この場合はハイドロ環境へ移すタイミングが問題です。樹木の種類によりますが、大きくならない状況なら1年くらいは腐葉土の環境で育ててからハイドロの環境に移します。土を良く落とすこと。防止は所詮無理ですが、雑菌混入もできるだけ少なくしたい。

観葉の扱いと同じく、新しい環境に移すのは6月ごろが良さそうだ。

無菌にこだわるなら、

いったん、バーミュキライトの環境に移して液肥で維持し、そのあとハイドロの環境に移す考え方もある。


  1. 1年目、秋~冬、木の実採取、腐葉土ポットに埋める。
  2. 2年目、春、芽生え確認。
  3. 2年目、初夏(梅雨時)、バーミュキライト(ポットまたはボトル)へ移す。液肥で育成。

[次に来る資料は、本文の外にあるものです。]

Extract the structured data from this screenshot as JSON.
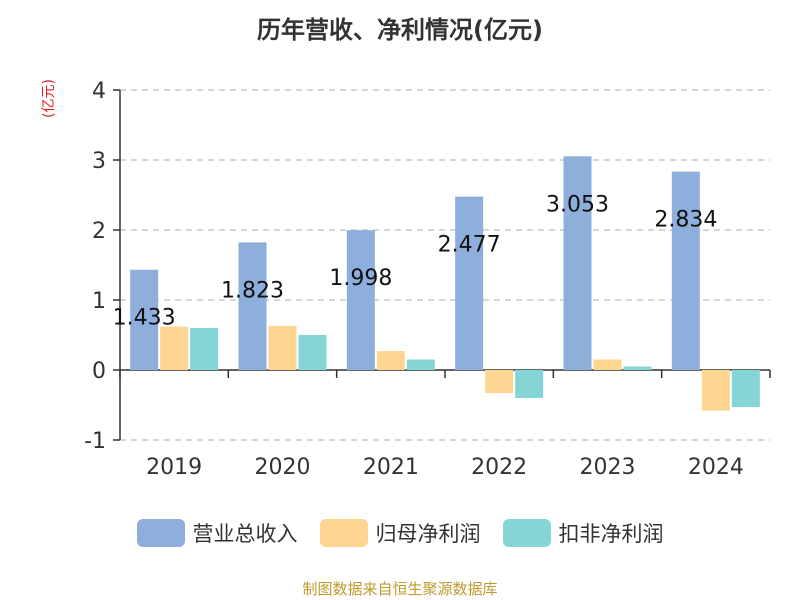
{
  "chart_data": {
    "type": "bar",
    "title": "历年营收、净利情况(亿元)",
    "ylabel": "(亿元)",
    "categories": [
      "2019",
      "2020",
      "2021",
      "2022",
      "2023",
      "2024"
    ],
    "series": [
      {
        "name": "营业总收入",
        "color": "#8eaedc",
        "values": [
          1.433,
          1.823,
          1.998,
          2.477,
          3.053,
          2.834
        ],
        "show_labels": true
      },
      {
        "name": "归母净利润",
        "color": "#ffd592",
        "values": [
          0.62,
          0.63,
          0.27,
          -0.33,
          0.15,
          -0.58
        ],
        "show_labels": false
      },
      {
        "name": "扣非净利润",
        "color": "#86d5d6",
        "values": [
          0.6,
          0.5,
          0.15,
          -0.4,
          0.05,
          -0.53
        ],
        "show_labels": false
      }
    ],
    "ylim": [
      -1,
      4
    ],
    "yticks": [
      -1,
      0,
      1,
      2,
      3,
      4
    ],
    "grid": true,
    "legend_position": "bottom"
  },
  "source": "制图数据来自恒生聚源数据库"
}
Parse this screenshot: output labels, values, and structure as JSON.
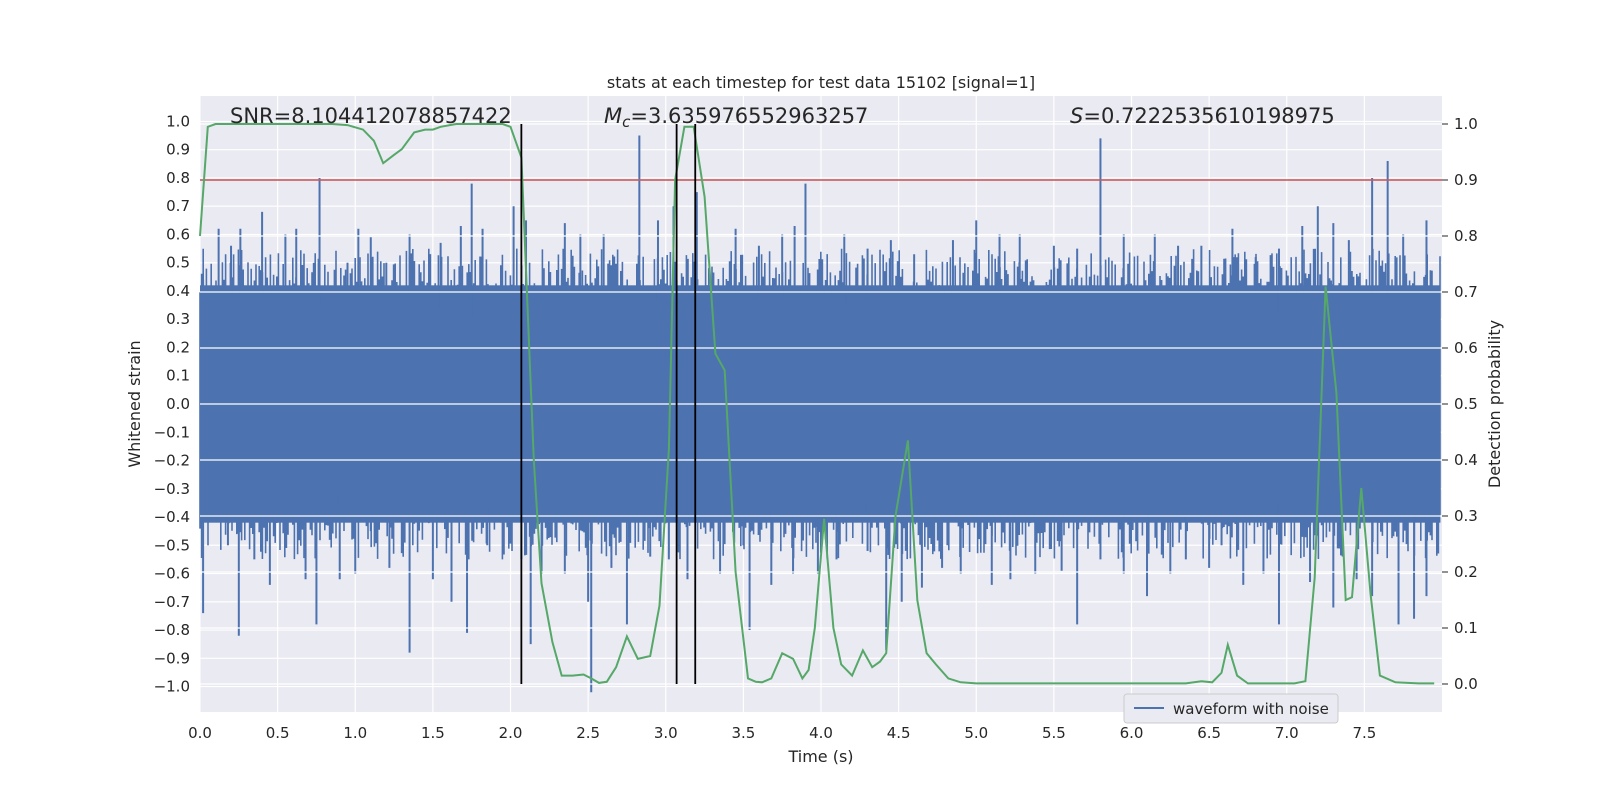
{
  "chart_data": {
    "type": "line",
    "title": "stats at each timestep for test data 15102 [signal=1]",
    "xlabel": "Time (s)",
    "ylabel": "Whitened strain",
    "y2label": "Detection probability",
    "xlim": [
      0,
      8
    ],
    "ylim": [
      -1.09,
      1.09
    ],
    "y2lim": [
      -0.05,
      1.05
    ],
    "x_ticks": [
      0.0,
      0.5,
      1.0,
      1.5,
      2.0,
      2.5,
      3.0,
      3.5,
      4.0,
      4.5,
      5.0,
      5.5,
      6.0,
      6.5,
      7.0,
      7.5
    ],
    "x_tick_labels": [
      "0.0",
      "0.5",
      "1.0",
      "1.5",
      "2.0",
      "2.5",
      "3.0",
      "3.5",
      "4.0",
      "4.5",
      "5.0",
      "5.5",
      "6.0",
      "6.5",
      "7.0",
      "7.5"
    ],
    "y_ticks": [
      1.0,
      0.9,
      0.8,
      0.7,
      0.6,
      0.5,
      0.4,
      0.3,
      0.2,
      0.1,
      0.0,
      -0.1,
      -0.2,
      -0.3,
      -0.4,
      -0.5,
      -0.6,
      -0.7,
      -0.8,
      -0.9,
      -1.0
    ],
    "y_tick_labels": [
      "1.0",
      "0.9",
      "0.8",
      "0.7",
      "0.6",
      "0.5",
      "0.4",
      "0.3",
      "0.2",
      "0.1",
      "0.0",
      "−0.1",
      "−0.2",
      "−0.3",
      "−0.4",
      "−0.5",
      "−0.6",
      "−0.7",
      "−0.8",
      "−0.9",
      "−1.0"
    ],
    "y2_ticks": [
      1.0,
      0.9,
      0.8,
      0.7,
      0.6,
      0.5,
      0.4,
      0.3,
      0.2,
      0.1,
      0.0
    ],
    "y2_tick_labels": [
      "1.0",
      "0.9",
      "0.8",
      "0.7",
      "0.6",
      "0.5",
      "0.4",
      "0.3",
      "0.2",
      "0.1",
      "0.0"
    ],
    "annotations": {
      "snr": "SNR=8.104412078857422",
      "mc_symbol": "M",
      "mc_subscript": "c",
      "mc_value": "=3.635976552963257",
      "s_symbol": "S",
      "s_value": "=0.7222535610198975"
    },
    "legend": {
      "label": "waveform with noise",
      "position": "lower-right"
    },
    "threshold_line": {
      "y2": 0.9,
      "color": "#c44e52"
    },
    "vertical_lines_x": [
      2.07,
      3.07,
      3.19
    ],
    "vertical_lines_range_y2": [
      0.0,
      1.0
    ],
    "detection_probability": {
      "color": "#55a868",
      "x": [
        0.0,
        0.05,
        0.1,
        0.15,
        0.25,
        0.35,
        0.45,
        0.55,
        0.65,
        0.75,
        0.85,
        0.95,
        1.05,
        1.12,
        1.18,
        1.25,
        1.3,
        1.38,
        1.45,
        1.5,
        1.55,
        1.65,
        1.75,
        1.85,
        1.95,
        2.0,
        2.07,
        2.15,
        2.2,
        2.27,
        2.33,
        2.4,
        2.47,
        2.52,
        2.57,
        2.62,
        2.68,
        2.75,
        2.82,
        2.9,
        2.96,
        3.02,
        3.06,
        3.12,
        3.18,
        3.25,
        3.32,
        3.38,
        3.45,
        3.53,
        3.58,
        3.62,
        3.68,
        3.75,
        3.82,
        3.88,
        3.92,
        3.96,
        4.02,
        4.08,
        4.13,
        4.2,
        4.27,
        4.33,
        4.38,
        4.42,
        4.48,
        4.56,
        4.62,
        4.68,
        4.74,
        4.82,
        4.9,
        5.0,
        5.2,
        5.5,
        5.8,
        6.0,
        6.2,
        6.35,
        6.45,
        6.52,
        6.58,
        6.62,
        6.68,
        6.75,
        6.85,
        6.95,
        7.05,
        7.12,
        7.18,
        7.25,
        7.32,
        7.38,
        7.42,
        7.48,
        7.54,
        7.6,
        7.7,
        7.85,
        7.95
      ],
      "values": [
        0.8,
        0.995,
        1.0,
        1.0,
        1.0,
        1.0,
        1.0,
        1.0,
        1.0,
        1.0,
        1.0,
        0.998,
        0.99,
        0.97,
        0.93,
        0.945,
        0.955,
        0.985,
        0.99,
        0.99,
        0.995,
        1.0,
        1.0,
        1.0,
        1.0,
        0.995,
        0.94,
        0.4,
        0.18,
        0.075,
        0.015,
        0.015,
        0.017,
        0.01,
        0.002,
        0.004,
        0.03,
        0.085,
        0.045,
        0.05,
        0.14,
        0.42,
        0.9,
        0.995,
        0.995,
        0.87,
        0.59,
        0.56,
        0.2,
        0.01,
        0.004,
        0.003,
        0.01,
        0.055,
        0.045,
        0.01,
        0.025,
        0.1,
        0.295,
        0.1,
        0.035,
        0.015,
        0.06,
        0.03,
        0.04,
        0.055,
        0.3,
        0.435,
        0.15,
        0.055,
        0.035,
        0.01,
        0.003,
        0.001,
        0.001,
        0.001,
        0.001,
        0.001,
        0.001,
        0.001,
        0.005,
        0.003,
        0.02,
        0.07,
        0.015,
        0.001,
        0.001,
        0.001,
        0.001,
        0.005,
        0.19,
        0.71,
        0.52,
        0.15,
        0.155,
        0.35,
        0.16,
        0.015,
        0.003,
        0.001,
        0.001
      ]
    },
    "waveform": {
      "color": "#4c72b0",
      "description_series": "whitened strain noise",
      "band_lo": -0.42,
      "band_hi": 0.42,
      "spikes_up": [
        [
          0.02,
          0.44
        ],
        [
          0.12,
          0.62
        ],
        [
          0.2,
          0.56
        ],
        [
          0.26,
          0.62
        ],
        [
          0.4,
          0.68
        ],
        [
          0.55,
          0.6
        ],
        [
          0.62,
          0.62
        ],
        [
          0.77,
          0.8
        ],
        [
          0.95,
          0.5
        ],
        [
          1.02,
          0.62
        ],
        [
          1.1,
          0.59
        ],
        [
          1.2,
          0.5
        ],
        [
          1.35,
          0.6
        ],
        [
          1.55,
          0.57
        ],
        [
          1.68,
          0.63
        ],
        [
          1.75,
          0.78
        ],
        [
          1.82,
          0.62
        ],
        [
          2.02,
          0.7
        ],
        [
          2.1,
          0.65
        ],
        [
          2.35,
          0.64
        ],
        [
          2.45,
          0.6
        ],
        [
          2.6,
          0.6
        ],
        [
          2.83,
          0.95
        ],
        [
          2.95,
          0.65
        ],
        [
          3.05,
          0.7
        ],
        [
          3.2,
          0.75
        ],
        [
          3.45,
          0.62
        ],
        [
          3.6,
          0.56
        ],
        [
          3.75,
          0.6
        ],
        [
          3.83,
          0.63
        ],
        [
          3.9,
          0.78
        ],
        [
          4.15,
          0.6
        ],
        [
          4.3,
          0.55
        ],
        [
          4.45,
          0.58
        ],
        [
          4.6,
          0.53
        ],
        [
          4.85,
          0.58
        ],
        [
          5.0,
          0.65
        ],
        [
          5.15,
          0.6
        ],
        [
          5.28,
          0.6
        ],
        [
          5.5,
          0.56
        ],
        [
          5.65,
          0.55
        ],
        [
          5.8,
          0.94
        ],
        [
          5.95,
          0.6
        ],
        [
          6.15,
          0.6
        ],
        [
          6.3,
          0.56
        ],
        [
          6.45,
          0.56
        ],
        [
          6.65,
          0.62
        ],
        [
          6.8,
          0.52
        ],
        [
          6.95,
          0.55
        ],
        [
          7.1,
          0.63
        ],
        [
          7.2,
          0.7
        ],
        [
          7.3,
          0.64
        ],
        [
          7.4,
          0.58
        ],
        [
          7.55,
          0.8
        ],
        [
          7.65,
          0.86
        ],
        [
          7.75,
          0.6
        ],
        [
          7.9,
          0.65
        ]
      ],
      "spikes_down": [
        [
          0.02,
          -0.74
        ],
        [
          0.18,
          -0.5
        ],
        [
          0.25,
          -0.82
        ],
        [
          0.35,
          -0.55
        ],
        [
          0.45,
          -0.64
        ],
        [
          0.55,
          -0.5
        ],
        [
          0.68,
          -0.62
        ],
        [
          0.75,
          -0.78
        ],
        [
          0.9,
          -0.62
        ],
        [
          1.0,
          -0.6
        ],
        [
          1.1,
          -0.45
        ],
        [
          1.22,
          -0.58
        ],
        [
          1.35,
          -0.88
        ],
        [
          1.5,
          -0.62
        ],
        [
          1.62,
          -0.7
        ],
        [
          1.72,
          -0.81
        ],
        [
          1.85,
          -0.5
        ],
        [
          2.07,
          -0.55
        ],
        [
          2.13,
          -0.85
        ],
        [
          2.2,
          -0.6
        ],
        [
          2.35,
          -0.6
        ],
        [
          2.5,
          -0.7
        ],
        [
          2.52,
          -1.02
        ],
        [
          2.65,
          -0.58
        ],
        [
          2.75,
          -0.78
        ],
        [
          2.9,
          -0.54
        ],
        [
          3.02,
          -0.55
        ],
        [
          3.14,
          -0.62
        ],
        [
          3.35,
          -0.6
        ],
        [
          3.5,
          -0.5
        ],
        [
          3.54,
          -0.8
        ],
        [
          3.68,
          -0.64
        ],
        [
          3.82,
          -0.6
        ],
        [
          3.98,
          -0.6
        ],
        [
          4.1,
          -0.55
        ],
        [
          4.3,
          -0.52
        ],
        [
          4.42,
          -0.87
        ],
        [
          4.52,
          -0.7
        ],
        [
          4.65,
          -0.65
        ],
        [
          4.78,
          -0.58
        ],
        [
          4.9,
          -0.6
        ],
        [
          5.1,
          -0.64
        ],
        [
          5.22,
          -0.62
        ],
        [
          5.38,
          -0.6
        ],
        [
          5.55,
          -0.59
        ],
        [
          5.65,
          -0.78
        ],
        [
          5.8,
          -0.55
        ],
        [
          5.95,
          -0.6
        ],
        [
          6.1,
          -0.68
        ],
        [
          6.25,
          -0.6
        ],
        [
          6.35,
          -0.55
        ],
        [
          6.5,
          -0.58
        ],
        [
          6.58,
          -0.5
        ],
        [
          6.72,
          -0.64
        ],
        [
          6.85,
          -0.6
        ],
        [
          6.95,
          -0.78
        ],
        [
          7.15,
          -0.63
        ],
        [
          7.3,
          -0.72
        ],
        [
          7.45,
          -0.62
        ],
        [
          7.55,
          -0.68
        ],
        [
          7.72,
          -0.78
        ],
        [
          7.82,
          -0.76
        ],
        [
          7.9,
          -0.68
        ]
      ]
    }
  }
}
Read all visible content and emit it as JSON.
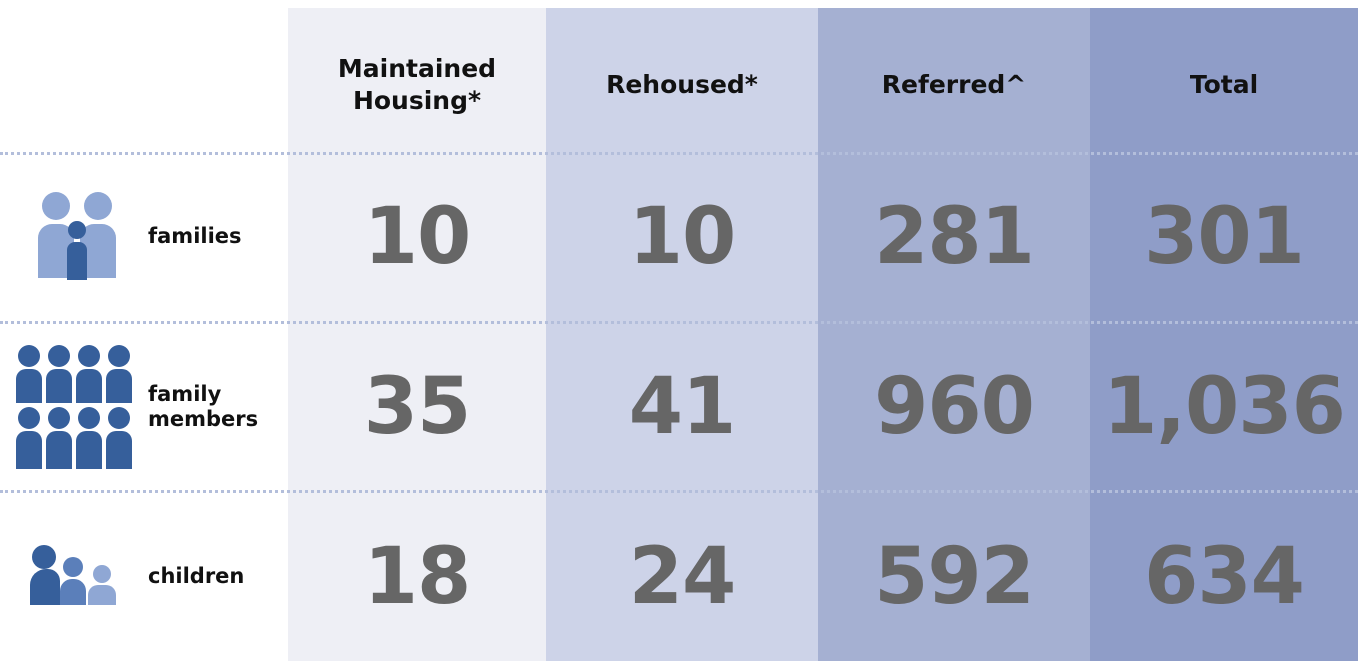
{
  "table": {
    "headers": [
      "Maintained Housing*",
      "Rehoused*",
      "Referred^",
      "Total"
    ],
    "rows": [
      {
        "label": "families",
        "cells": [
          "10",
          "10",
          "281",
          "301"
        ]
      },
      {
        "label": "family members",
        "cells": [
          "35",
          "41",
          "960",
          "1,036"
        ]
      },
      {
        "label": "children",
        "cells": [
          "18",
          "24",
          "592",
          "634"
        ]
      }
    ]
  }
}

扱いは観葉。
  4. 3年目、初夏(梅雨時)、ハイドロカルチャー環境へ移す。

または

  1. 1年目、秋~冬、木の実採取、腐葉土ポットに埋める。
  2. 2年目、春、芽生え確認。腐葉土の環境で育成。ただしポットサイズは大きくしない。
  3. 3年目、初夏(梅雨時)、バーミュキライト(ポットまたはボトル)へ移す。液肥で育成。扱いは観葉。
  4. 4年目、初夏(梅雨時)、ハイドロカルチャー環境へ移す。

ご注意

当サイトの記事は若干の経験とネット上の情報等を踏まえてある程度の独断と偏見に基づいて構成されています。記載の手順ノウハウなどについて参考とする是非の判断はご自身の責任によってお願い致します。